L’Italia, dopo l’infelice presentazione, si giocava tutto contro l’Inghilterra. A Torino, una squadra azzurra in gran parte juventina trovò una migliore accoglienza e fu proprio un bianconero doc, Marco Tardelli, a decidere una partita dura e incerta, con un gol a 12 minuti dal termine. Il Belgio, dal canto suo, batté la Spagna 2-1. Importante il punteggio, perché a parità di punti e differenza reti, decideva il maggior numero di gol segnati. Il Belgio era primo, e contro l’Italia gli sarebbe bastato pareggiare per volare in finale contro i tedeschi. Gli azzurri erano invece costretti a vincere. Ormai tagliata fuori l’Inghilterra, il cui successo sulla Spagna risultò utile solo alle statistiche.

A Roma l’Italia andò cocciutamente all’assalto e il Belgio alzò le sue collaudate barricate. Il fuorigioco sistematico fece impazzire gli attaccanti azzurri, Graziani e Bettega, cui nella ripresa si aggiunse anche Altobelli. Tridente a secco, buie prospettive, quando nell’area belga Meeuws fermò un tiro diretto a rete con un chiaro e volontario fallo di mano: l’arbitro portoghese Garrido si voltò dall’altra parte. Era scritto che il calcio italiano dovesse scontare i suoi peccati e bere sino in fondo l’amaro calice. Lo zero a zero mandò i belgi alla finalissima e l’Italia (che pure non aveva subito neppure un gol) al match di consolazione per il terzo posto, contro i ceki.

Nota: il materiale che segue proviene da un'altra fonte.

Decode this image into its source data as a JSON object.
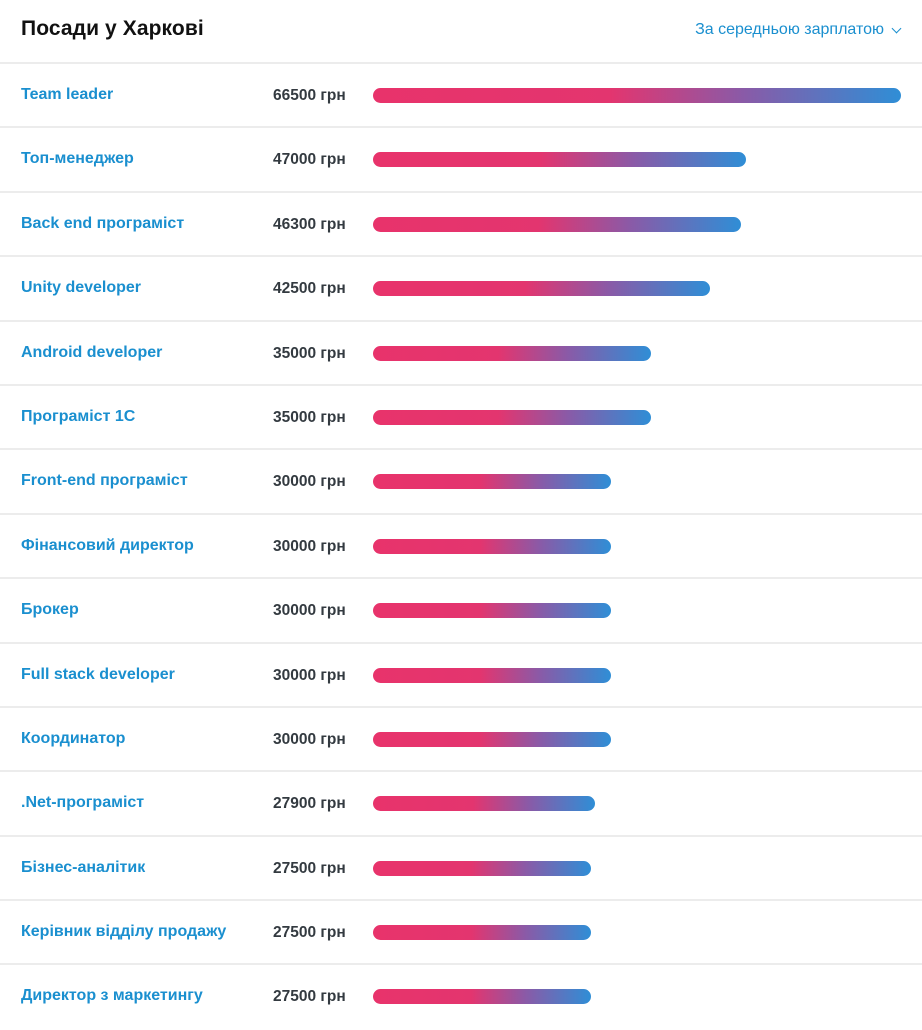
{
  "header": {
    "title": "Посади у Харкові",
    "sort_label": "За середньою зарплатою"
  },
  "max_salary": 66500,
  "jobs": [
    {
      "title": "Team leader",
      "salary": 66500,
      "salary_text": "66500 грн"
    },
    {
      "title": "Топ-менеджер",
      "salary": 47000,
      "salary_text": "47000 грн"
    },
    {
      "title": "Back end програміст",
      "salary": 46300,
      "salary_text": "46300 грн"
    },
    {
      "title": "Unity developer",
      "salary": 42500,
      "salary_text": "42500 грн"
    },
    {
      "title": "Android developer",
      "salary": 35000,
      "salary_text": "35000 грн"
    },
    {
      "title": "Програміст 1С",
      "salary": 35000,
      "salary_text": "35000 грн"
    },
    {
      "title": "Front-end програміст",
      "salary": 30000,
      "salary_text": "30000 грн"
    },
    {
      "title": "Фінансовий директор",
      "salary": 30000,
      "salary_text": "30000 грн"
    },
    {
      "title": "Брокер",
      "salary": 30000,
      "salary_text": "30000 грн"
    },
    {
      "title": "Full stack developer",
      "salary": 30000,
      "salary_text": "30000 грн"
    },
    {
      "title": "Координатор",
      "salary": 30000,
      "salary_text": "30000 грн"
    },
    {
      "title": ".Net-програміст",
      "salary": 27900,
      "salary_text": "27900 грн"
    },
    {
      "title": "Бізнес-аналітик",
      "salary": 27500,
      "salary_text": "27500 грн"
    },
    {
      "title": "Керівник відділу продажу",
      "salary": 27500,
      "salary_text": "27500 грн"
    },
    {
      "title": "Директор з маркетингу",
      "salary": 27500,
      "salary_text": "27500 грн"
    }
  ],
  "colors": {
    "link": "#1a8fcf",
    "bar_start": "#e8336b",
    "bar_end": "#2f8ed6",
    "divider": "#ececec"
  }
}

L’inutile finalina si giocò a Napoli, finì a uno a uno con gol di Jurkemik e Graziani e pretese ben diciassette calci di rigore prima di emettere il verdetto. Fulvio Collovati fallì l’ultimo tiro, l’Italia fu quarta tra i fischi dei ventimila, scarsi, del San Paolo.

La gioia dei Diavoli Rossi e lo scoramento degli Azzurri

L’ultimo atto si annunciava senza storia, ma non fu così. La Germania, favoritissima, partì lancia in resta. Dopo dieci minuti, il biondo Schuster sfondò sulla fascia e sulla sua centrata Hrubesch fulminò Pfaff con una botta micidiale. Ma il Belgio aveva poco da perdere e infinita pazienza. Rimase rintanato, ad aspettare la fine della tempesta, e poco alla volta prese in mano il gioco. Hansi Muller, il regista tedesco, incontrò una delle sue giornate di pigrizia e fu sovrastato dal vecchietto Van Moer, le cui impeccabili geometrie non si erano inquinate con l’età.

A un quarto d’ora dalla fine, un fallo di Stielike a cavallo della linea d’area, fu interpretato nel modo più severo dall’arbitro romeno Rainea. Vandereycken trasformò il rigore e la Germania si trovò in mezzo al guado. Il Belgio sospirava i supplementari: il suo gioco al risparmio lo conservava in eccellenti condizioni di freschezza.

La Germania temeva la proroga e i rigori, che già l’avevano condannata quattro anni prima. Risolse tutto, a un minuto dalla fine, nonno Hrubesch. Con la doppietta in finale, fu l’indiscutibile match-winner di un campionato europeo che quasi tutti, a parte i vincitori, non vedevano l’ora di dimenticare.